Our next sentence, which is from Balzac, will illustrate the points we are considering, and also show the difficulties the punctuator meets in the punctuation of language which he may not change:
61. He was all that a hero should be; he suffered long, and came into his own, and he has been, in a measure, the world’s ideal of a heroic man of arms.
According to most rules of punctuation based upon grammatical relations, this punctuation is correct; according to the principles of punctuation based upon sense relations, this punctuation is very bad. The obscurity in the meaning of the language cannot be wholly removed by punctuation. Two simple statements are made in the sentence, and are coördinated by the second conjunction (and); but the language is so grouped by the punctuation as to conceal this fact. We can show the meaning by a different mode of punctuation, which, however, is not good punctuation. Such punctuation will show the relation because the meaning of the marks used is familiar to most readers:
61-1. He was all that a hero should be (he suffered long, and came into his own); and he has been, in a measure, the world’s idea of a heroic man of arms.

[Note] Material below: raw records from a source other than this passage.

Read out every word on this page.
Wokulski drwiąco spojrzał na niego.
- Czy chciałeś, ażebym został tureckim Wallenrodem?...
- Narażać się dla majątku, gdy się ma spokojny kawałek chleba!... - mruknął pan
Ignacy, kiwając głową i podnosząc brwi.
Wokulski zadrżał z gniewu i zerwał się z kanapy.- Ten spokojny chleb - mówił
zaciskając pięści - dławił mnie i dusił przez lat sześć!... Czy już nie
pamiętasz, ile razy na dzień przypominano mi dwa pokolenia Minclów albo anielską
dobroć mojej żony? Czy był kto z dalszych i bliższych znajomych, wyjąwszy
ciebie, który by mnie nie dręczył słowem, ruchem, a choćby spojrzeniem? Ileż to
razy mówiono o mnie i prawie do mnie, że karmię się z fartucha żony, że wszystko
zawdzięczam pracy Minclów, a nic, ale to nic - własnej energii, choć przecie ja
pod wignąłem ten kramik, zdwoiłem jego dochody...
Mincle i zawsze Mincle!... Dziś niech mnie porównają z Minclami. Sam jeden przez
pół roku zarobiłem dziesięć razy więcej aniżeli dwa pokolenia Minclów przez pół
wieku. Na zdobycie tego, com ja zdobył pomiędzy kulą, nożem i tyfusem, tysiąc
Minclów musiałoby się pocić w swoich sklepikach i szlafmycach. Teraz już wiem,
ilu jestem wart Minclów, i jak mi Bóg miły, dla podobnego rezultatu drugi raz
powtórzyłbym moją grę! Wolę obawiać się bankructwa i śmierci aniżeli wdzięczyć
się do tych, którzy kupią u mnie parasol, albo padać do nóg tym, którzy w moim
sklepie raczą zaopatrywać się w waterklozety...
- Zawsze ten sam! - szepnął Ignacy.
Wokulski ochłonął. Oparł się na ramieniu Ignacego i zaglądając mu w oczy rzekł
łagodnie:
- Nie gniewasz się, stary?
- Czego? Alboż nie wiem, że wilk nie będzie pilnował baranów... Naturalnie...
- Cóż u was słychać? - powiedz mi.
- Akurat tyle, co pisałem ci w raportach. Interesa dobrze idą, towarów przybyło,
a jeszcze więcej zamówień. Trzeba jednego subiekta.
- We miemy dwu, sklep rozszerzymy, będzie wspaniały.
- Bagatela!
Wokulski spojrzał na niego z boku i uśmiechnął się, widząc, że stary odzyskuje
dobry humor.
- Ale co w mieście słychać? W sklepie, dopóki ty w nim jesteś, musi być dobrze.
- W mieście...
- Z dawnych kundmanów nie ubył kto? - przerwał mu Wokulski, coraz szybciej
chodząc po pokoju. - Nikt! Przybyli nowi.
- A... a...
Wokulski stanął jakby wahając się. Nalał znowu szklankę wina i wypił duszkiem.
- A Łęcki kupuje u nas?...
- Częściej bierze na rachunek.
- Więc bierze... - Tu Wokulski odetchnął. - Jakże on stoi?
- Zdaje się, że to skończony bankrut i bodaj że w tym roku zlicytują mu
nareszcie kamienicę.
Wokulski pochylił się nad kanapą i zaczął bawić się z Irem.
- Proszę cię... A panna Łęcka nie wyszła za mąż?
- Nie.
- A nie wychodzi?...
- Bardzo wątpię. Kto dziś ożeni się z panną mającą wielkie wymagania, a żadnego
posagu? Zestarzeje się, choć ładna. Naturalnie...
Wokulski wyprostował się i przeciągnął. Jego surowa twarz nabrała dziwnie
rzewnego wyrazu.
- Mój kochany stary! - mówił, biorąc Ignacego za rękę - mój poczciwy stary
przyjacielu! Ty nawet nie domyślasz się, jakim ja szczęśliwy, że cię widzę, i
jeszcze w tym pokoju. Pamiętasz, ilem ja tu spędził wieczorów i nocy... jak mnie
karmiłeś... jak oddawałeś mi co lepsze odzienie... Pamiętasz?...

The parentheses show the relation of the matter so enclosed to what has preceded; but the matter so set off is not a parenthesis, and therefore the use of the marks of parenthesis is not good punctuation. It is true that the matter so set off is explanatory matter; but it is an expansion of the idea preceding it, and therefore should be preceded by a colon.
Having determined that a colon is the proper mark after this first group of words, we must then determine where the second group ends. It is quite evident that “came into his own” is joined to “suffered long,” even though coming into one’s own is no part of what constitutes a hero. We simply accept the words at Balzac’s estimate.
The meaning of the next group, introduced by the second “and,” is unmistakable; and the group is coordinate in sense, and is connected by the conjunction, with all that precedes. If the group preceding the conjunction is subdivided by a colon, even though the colon here is not used solely because of its rank, it is well to ignore this technicality, and use a period, thus unmistakably and properly grouping the language.
This reasoning would give us the following punctuation:
61-2. He was all that a hero should be: he suffered long, and came into his own. And he has been, in a measure, the world’s ideal of a heroic man of arms.
The period here connects the second sentence with all of the preceding sentence, at once disconnecting the second sentence from the second clause of the first sentence, of which it is made an unmistakable part in the original sentence (No. 61).